King tides noted are those in daylight hours.
Times & tides for Newport
Elevation is above average high tide – Mean Higher High Water (MHHW)

Today’s King Tides are tomorrow’s daily tides. MyCoast-RI King Tide monitoring helps to document the effect that extreme tide events have on our state’s beaches, coastal waterways, private property, and public infrastructure. This high-tide flooding—which has also been called nuisance or sunny-day flooding—causes short-term public inconveniences such as flooded streets and closed roads.
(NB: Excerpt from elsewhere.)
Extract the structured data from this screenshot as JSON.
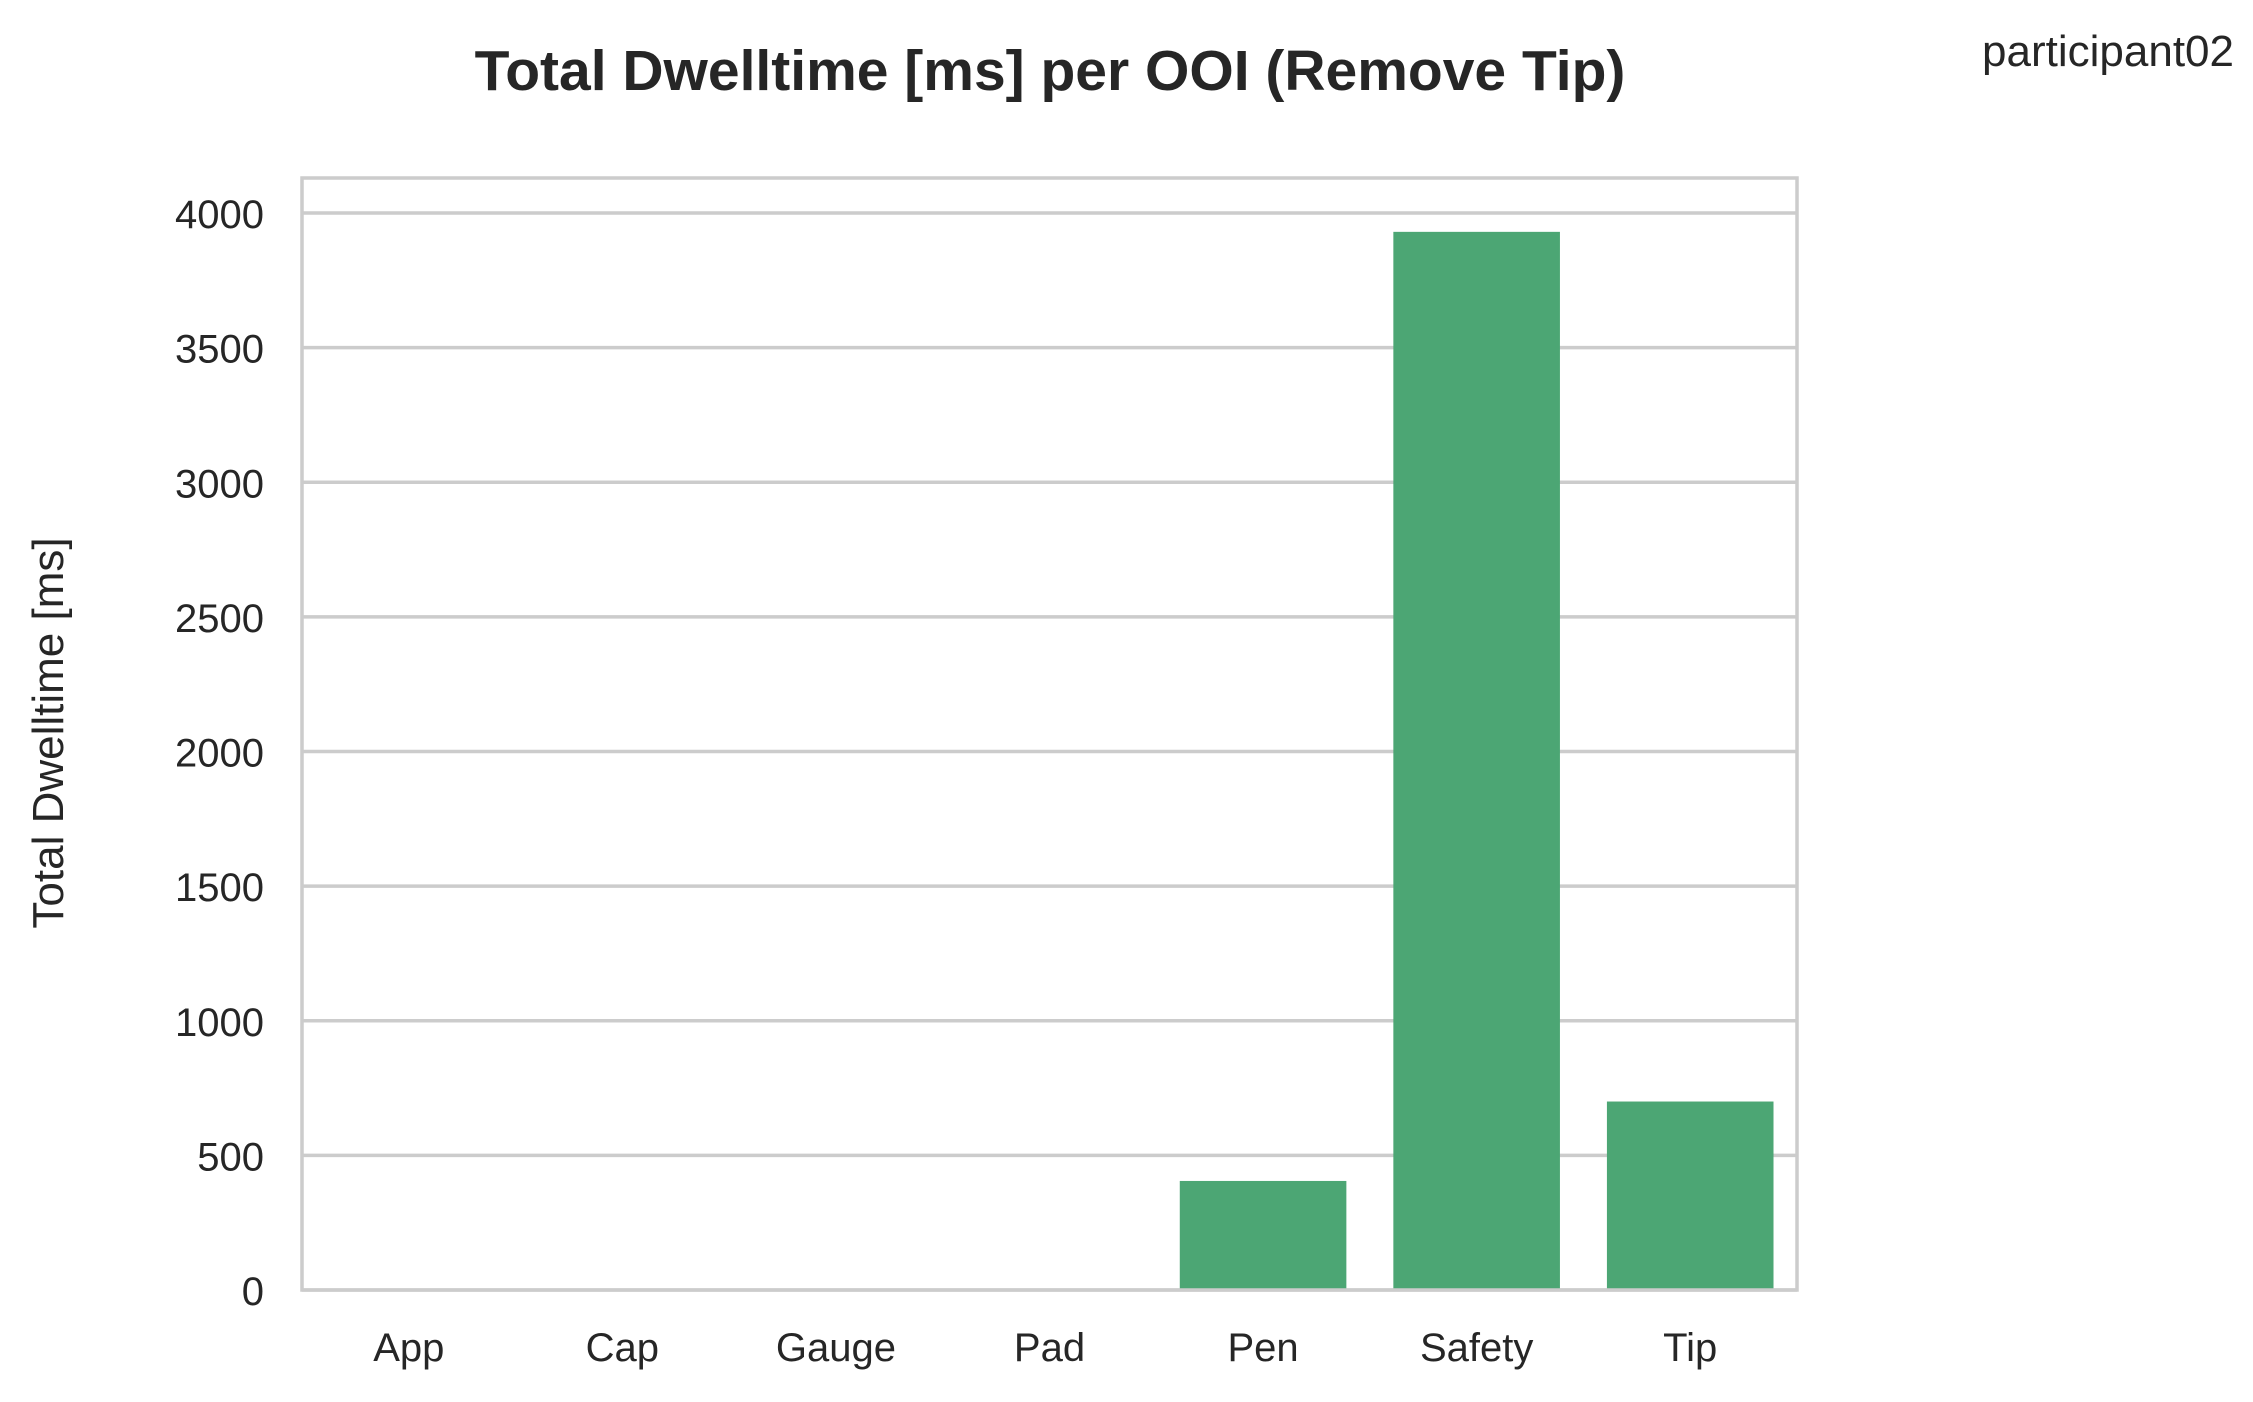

Over longer periods, chronic flooding can strain city budgets and compromise infrastructure. As global sea level rises, so will the frequency and depth of high-tide flooding.

The term “King Tide” is a non-scientific term used to describe the highest seasonal tides that occur each year. These tides occur naturally and are typically caused when a spring tide (when the sun, moon, and earth align during a new and full moon, increasing tide ranges) takes place when the moon is closest to Earth during the 28-day elliptical orbit (known as a perigee).

The effect of individual King Tides may vary considerably. In some cases, they may barely even be noticed. In other cases, a King Tide may cause coastal erosion, flooding of low-lying areas and disruption to normal daily routines. This is particularly true when a King Tide event coincides with significant precipitation because water drainage and runoff is impeded.

We Need Your Help

MyCoast-RI needs your help to capture photographs of King Tide events. Our team uses the photographs to better understand the issues of today and changes in the future. They support efforts to validate, analyze, and communicate coastal vulnerability and associated planning initiatives throughout our coastal neighborhoods. Photographs may also be used in presentations, publications, and on its website.

Tips for Effective King Tide Photos

  • Check out these tips for getting great MyCoast photos!
  • Take pictures at or near peak high tide.
  • Take pictures where the impact of the tide can be gauged against familiar landmarks like buildings, roads, sidewalks, parking lots, jetties, bridges, sea walls, shorelines, or bulkheads.
  • Taking contrasting shots of peak high and peak low tides helps to show the tidal variability.
  • Be Safe! Use good judgment when you are taking your photos. Stay away from dangerous situations particularly in stormy conditions and avoid taking risks.